大橋しん
ライプツィヒで女神に出会う
更新日:2020年8月25日
学生ビザ申請のために尋ねた外国人局は外にアラブ系の人々が溢れ出ていたのですが、脇を通り抜け一階のロビーへ。
ここの待合のベンチは既に埋まり、座れない人たちが部屋を埋め尽くして、掲示板に表示される番号を睨んだり、伏せたり喋ったりしていました。
殆どがアラブ系、そして黒人、東南アジア系、東欧スラブ系といった人たちが入り混じって、ビザか他の用かを待っているのです。
掲示板と案内を何とか判読し、学校からの案内のあった者の学生ビザの発給は2階に回る事が分かったので、群衆を気にせず奥の階段に進みました。
2階に上がると横並びのオフィスに、これもまた廊下に長蛇の列ができていました。
「今日中にビザは取れるのだろうか?」
「この人達は何の用で並んでいるんだろう?」
「ドイツで手続きするときはいつもこんな事になるのか?」
不安で頭がいっぱいになっていきます。
ひとつの部屋の前に案内人が立っていて、学生ビザの仮申請証をもらうように言われたと伝えるとこちらへ並べとひとつの列の最後尾を指定されました。

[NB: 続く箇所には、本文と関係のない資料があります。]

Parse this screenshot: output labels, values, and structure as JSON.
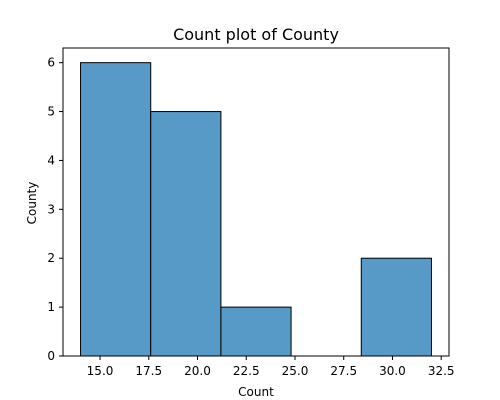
{
  "chart_data": {
    "type": "bar",
    "title": "Count plot of County",
    "xlabel": "Count",
    "ylabel": "County",
    "bins": [
      {
        "start": 14.0,
        "end": 17.6,
        "value": 6
      },
      {
        "start": 17.6,
        "end": 21.2,
        "value": 5
      },
      {
        "start": 21.2,
        "end": 24.8,
        "value": 1
      },
      {
        "start": 24.8,
        "end": 28.4,
        "value": 0
      },
      {
        "start": 28.4,
        "end": 32.0,
        "value": 2
      }
    ],
    "xlim": [
      13.1,
      32.9
    ],
    "ylim": [
      0,
      6.3
    ],
    "xticks": [
      15.0,
      17.5,
      20.0,
      22.5,
      25.0,
      27.5,
      30.0,
      32.5
    ],
    "xtick_labels": [
      "15.0",
      "17.5",
      "20.0",
      "22.5",
      "25.0",
      "27.5",
      "30.0",
      "32.5"
    ],
    "yticks": [
      0,
      1,
      2,
      3,
      4,
      5,
      6
    ],
    "ytick_labels": [
      "0",
      "1",
      "2",
      "3",
      "4",
      "5",
      "6"
    ],
    "bar_color": "#5799c7",
    "grid": false
  }
}
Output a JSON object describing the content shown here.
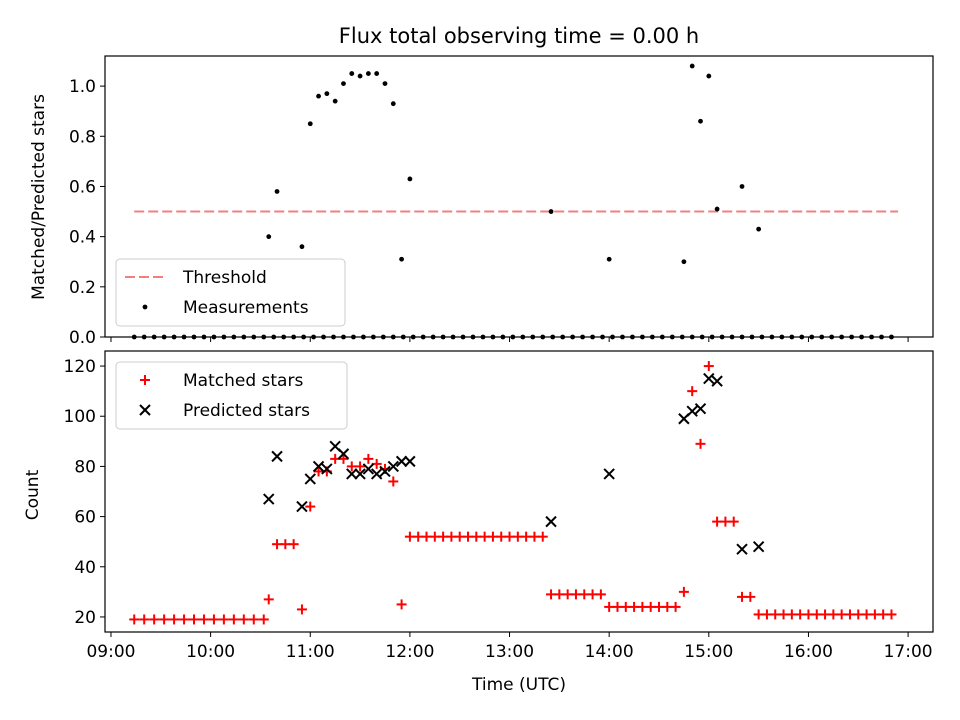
{
  "chart_data": [
    {
      "type": "scatter",
      "title": "Flux total observing time = 0.00 h",
      "ylabel": "Matched/Predicted stars",
      "xlabel": "",
      "xlim": [
        "09:00",
        "17:00"
      ],
      "ylim": [
        0,
        1.12
      ],
      "x_ticks": [
        "09:00",
        "10:00",
        "11:00",
        "12:00",
        "13:00",
        "14:00",
        "15:00",
        "16:00",
        "17:00"
      ],
      "y_ticks": [
        "0.0",
        "0.2",
        "0.4",
        "0.6",
        "0.8",
        "1.0"
      ],
      "legend_position": "lower-left",
      "threshold": {
        "name": "Threshold",
        "value": 0.5,
        "x_range": [
          "09:14",
          "16:54"
        ],
        "color": "#f08080",
        "style": "dashed"
      },
      "series": [
        {
          "name": "Measurements",
          "color": "#000000",
          "marker": "dot",
          "x": [
            "09:14",
            "09:20",
            "09:26",
            "09:32",
            "09:38",
            "09:44",
            "09:50",
            "09:56",
            "10:02",
            "10:08",
            "10:14",
            "10:20",
            "10:26",
            "10:32",
            "10:38",
            "10:44",
            "10:50",
            "10:56",
            "11:02",
            "11:08",
            "11:14",
            "11:20",
            "11:26",
            "11:32",
            "11:38",
            "11:44",
            "11:50",
            "11:56",
            "12:02",
            "12:08",
            "12:14",
            "12:20",
            "12:26",
            "12:32",
            "12:38",
            "12:44",
            "12:50",
            "12:56",
            "13:02",
            "13:08",
            "13:14",
            "13:20",
            "13:26",
            "13:32",
            "13:38",
            "13:44",
            "13:50",
            "13:56",
            "14:02",
            "14:08",
            "14:14",
            "14:20",
            "14:26",
            "14:32",
            "14:38",
            "14:44",
            "14:50",
            "14:56",
            "15:02",
            "15:08",
            "15:14",
            "15:20",
            "15:26",
            "15:32",
            "15:38",
            "15:44",
            "15:50",
            "15:56",
            "16:02",
            "16:08",
            "16:14",
            "16:20",
            "16:26",
            "16:32",
            "16:38",
            "16:44",
            "16:50",
            "10:35",
            "10:40",
            "10:55",
            "11:00",
            "11:05",
            "11:10",
            "11:15",
            "11:20",
            "11:25",
            "11:30",
            "11:35",
            "11:40",
            "11:45",
            "11:50",
            "11:55",
            "12:00",
            "13:25",
            "14:00",
            "14:45",
            "14:50",
            "14:55",
            "15:00",
            "15:05",
            "15:20",
            "15:30"
          ],
          "y": [
            0,
            0,
            0,
            0,
            0,
            0,
            0,
            0,
            0,
            0,
            0,
            0,
            0,
            0,
            0,
            0,
            0,
            0,
            0,
            0,
            0,
            0,
            0,
            0,
            0,
            0,
            0,
            0,
            0,
            0,
            0,
            0,
            0,
            0,
            0,
            0,
            0,
            0,
            0,
            0,
            0,
            0,
            0,
            0,
            0,
            0,
            0,
            0,
            0,
            0,
            0,
            0,
            0,
            0,
            0,
            0,
            0,
            0,
            0,
            0,
            0,
            0,
            0,
            0,
            0,
            0,
            0,
            0,
            0,
            0,
            0,
            0,
            0,
            0,
            0,
            0,
            0,
            0.4,
            0.58,
            0.36,
            0.85,
            0.96,
            0.97,
            0.94,
            1.01,
            1.05,
            1.04,
            1.05,
            1.05,
            1.01,
            0.93,
            0.31,
            0.63,
            0.5,
            0.31,
            0.3,
            1.08,
            0.86,
            1.04,
            0.51,
            0.6,
            0.43
          ]
        }
      ]
    },
    {
      "type": "scatter",
      "title": "",
      "xlabel": "Time (UTC)",
      "ylabel": "Count",
      "xlim": [
        "09:00",
        "17:00"
      ],
      "ylim": [
        14,
        126
      ],
      "x_ticks": [
        "09:00",
        "10:00",
        "11:00",
        "12:00",
        "13:00",
        "14:00",
        "15:00",
        "16:00",
        "17:00"
      ],
      "y_ticks": [
        "20",
        "40",
        "60",
        "80",
        "100",
        "120"
      ],
      "legend_position": "upper-left",
      "series": [
        {
          "name": "Matched stars",
          "color": "#ff0000",
          "marker": "plus",
          "x": [
            "09:14",
            "09:20",
            "09:26",
            "09:32",
            "09:38",
            "09:44",
            "09:50",
            "09:56",
            "10:02",
            "10:08",
            "10:14",
            "10:20",
            "10:26",
            "10:32",
            "10:35",
            "10:40",
            "10:45",
            "10:50",
            "10:55",
            "11:00",
            "11:05",
            "11:10",
            "11:15",
            "11:20",
            "11:25",
            "11:30",
            "11:35",
            "11:40",
            "11:45",
            "11:50",
            "11:55",
            "12:00",
            "12:05",
            "12:10",
            "12:15",
            "12:20",
            "12:25",
            "12:30",
            "12:35",
            "12:40",
            "12:45",
            "12:50",
            "12:55",
            "13:00",
            "13:05",
            "13:10",
            "13:15",
            "13:20",
            "13:25",
            "13:30",
            "13:35",
            "13:40",
            "13:45",
            "13:50",
            "13:55",
            "14:00",
            "14:05",
            "14:10",
            "14:15",
            "14:20",
            "14:25",
            "14:30",
            "14:35",
            "14:40",
            "14:45",
            "14:50",
            "14:55",
            "15:00",
            "15:05",
            "15:10",
            "15:15",
            "15:20",
            "15:25",
            "15:30",
            "15:35",
            "15:40",
            "15:45",
            "15:50",
            "15:55",
            "16:00",
            "16:05",
            "16:10",
            "16:15",
            "16:20",
            "16:25",
            "16:30",
            "16:35",
            "16:40",
            "16:45",
            "16:50"
          ],
          "y": [
            19,
            19,
            19,
            19,
            19,
            19,
            19,
            19,
            19,
            19,
            19,
            19,
            19,
            19,
            27,
            49,
            49,
            49,
            23,
            64,
            78,
            78,
            83,
            83,
            80,
            80,
            83,
            81,
            79,
            74,
            25,
            52,
            52,
            52,
            52,
            52,
            52,
            52,
            52,
            52,
            52,
            52,
            52,
            52,
            52,
            52,
            52,
            52,
            29,
            29,
            29,
            29,
            29,
            29,
            29,
            24,
            24,
            24,
            24,
            24,
            24,
            24,
            24,
            24,
            30,
            110,
            89,
            120,
            58,
            58,
            58,
            28,
            28,
            21,
            21,
            21,
            21,
            21,
            21,
            21,
            21,
            21,
            21,
            21,
            21,
            21,
            21,
            21,
            21,
            21
          ]
        },
        {
          "name": "Predicted stars",
          "color": "#000000",
          "marker": "x",
          "x": [
            "10:35",
            "10:40",
            "10:55",
            "11:00",
            "11:05",
            "11:10",
            "11:15",
            "11:20",
            "11:25",
            "11:30",
            "11:35",
            "11:40",
            "11:45",
            "11:50",
            "11:55",
            "12:00",
            "13:25",
            "14:00",
            "14:45",
            "14:50",
            "14:55",
            "15:00",
            "15:05",
            "15:20",
            "15:30"
          ],
          "y": [
            67,
            84,
            64,
            75,
            80,
            79,
            88,
            85,
            77,
            77,
            79,
            77,
            78,
            80,
            82,
            82,
            58,
            77,
            99,
            102,
            103,
            115,
            114,
            47,
            48
          ]
        }
      ]
    }
  ]
}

その列に並ぶと、列の折り返した向かいに菊の御紋の赤いパスポートが見えて、思わず
「日本の方ですか?」
と言うと、
「ゴメーン私この町すぐ出ていくので…」
という謎の返事に、僕はおそらく顔が???となったのでしょう。
声を掛けた人を見ると、美しい日本人の女性が、気まずい顔をしているのでした。
後に分かっていくのですが、ドイツにいる日本人女性は多少なりともフィジカルに整っていると人種関係なく異様にモテるのです。
この女性、ミキさんという方も始終ナンパされているので即断りが習慣ついており、僕がナンパで声掛けしてきたと思ったようでした。
さて、僕の顔を見返して彼女はおそらくナンパではなかったと分かり態度を改め、
「日本から来られたばかりですか?なにかお困りですか?」
というところから始まって数日間、彼女にライプツィヒのあちこちに連れていってもらい、生活の基盤がすっかり整うことになっていきます(*ラブストーリーには至りません)。